By resigning from his post as chairman of the Pakistan International Airlines Azam Saigol has done the right thing. He has set an example for others by owning up the ultimate responsibility for the crash of PK661 which caused a huge loss of human life, although he insists that he resigned for “personal reasons”.
Given his consistent stance that there was nothing wrong with the engine of the crashed ATR42 the resignation on his part was not expected. But it came within a couple of days of the crash. Maybe an aborted ATR flight takeoff at Multan a day later and then the cancellation of London-Karachi flight due to a technical fault made him rethink his hard line on technical ‘invincibility’ of the national airline fleet. Or, maybe he felt he had lost confidence of his subordinates and was being misinformed about the overall functioning of the airline. And also the impression that the PIA does not follow international safety standards.

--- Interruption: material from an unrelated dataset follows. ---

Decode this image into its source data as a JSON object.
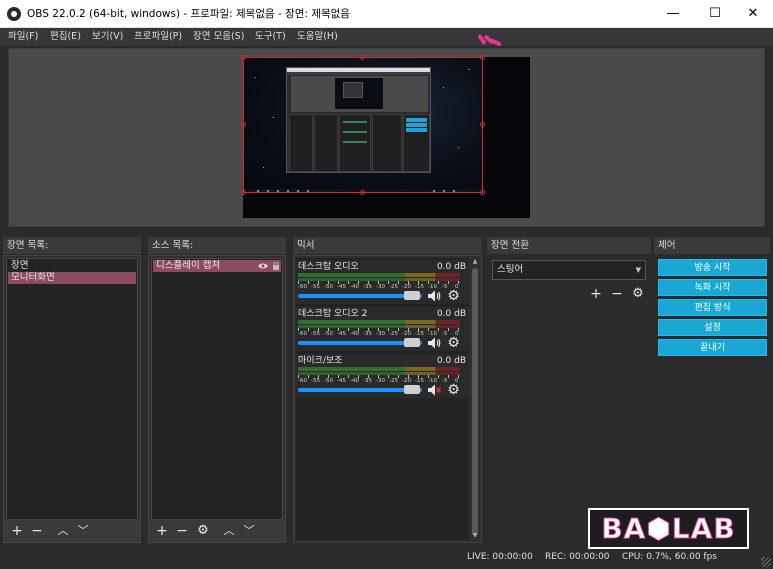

Appointed in May 2016, the well-reputed businessman Azam Saigol was working on a pro bono basis (for the public good without salary and perks). Is it then the case that sheer professionalism was missing from the scene? And if this is the right tradition the chairman has set then Defence Minister Khwaja Asif under whom PIA operates too should resign. The resignations following accidents are a time-honoured practice, which one expects of the high-ups in Pakistan Railways also for there you have accidents rather frequently. It is also one’s hope that in PIA some more heads would roll. It is just possible that Azam Saigol was asked to resign for consistent stance that there was nothing wrong with the engines of the ATR42 even when the pilot had given the Mayday call before crash.
The plane crash deaths of 47 persons, followed by cancellation of two flights and resignation of Chairman Azam Saigol once again bring the future of the national airline under a sharper focus. Once upon a time a great airline the PIA has indeed fallen on bad days as much for its poor management as for the excessive trade unionism. It is a grossly bloated airline, with over one thousand employees per plane. Not only are a large number of them poorly trained, a considerable chunk of the fleet is also out of operation at any given time or flies in violation of its time schedules. These factors, therefore, negatively impact its earnings and image.
Consequently, the Pakistan International Airlines is a net loser unlike most of the international airlines including some it helped come into being. That the PIA should be privatised is a plausible demand. But as of today the issue is efficient running of the national airline and that is not possible in its present form. The predicate is that it should have highly professional management and lean but trained workforce.
At the same time, there should be a thorough investigation into the causes that led to the crash of Chitral-Islamabad PK661, and those found guilty should be brought to the book – within a specified timeframe.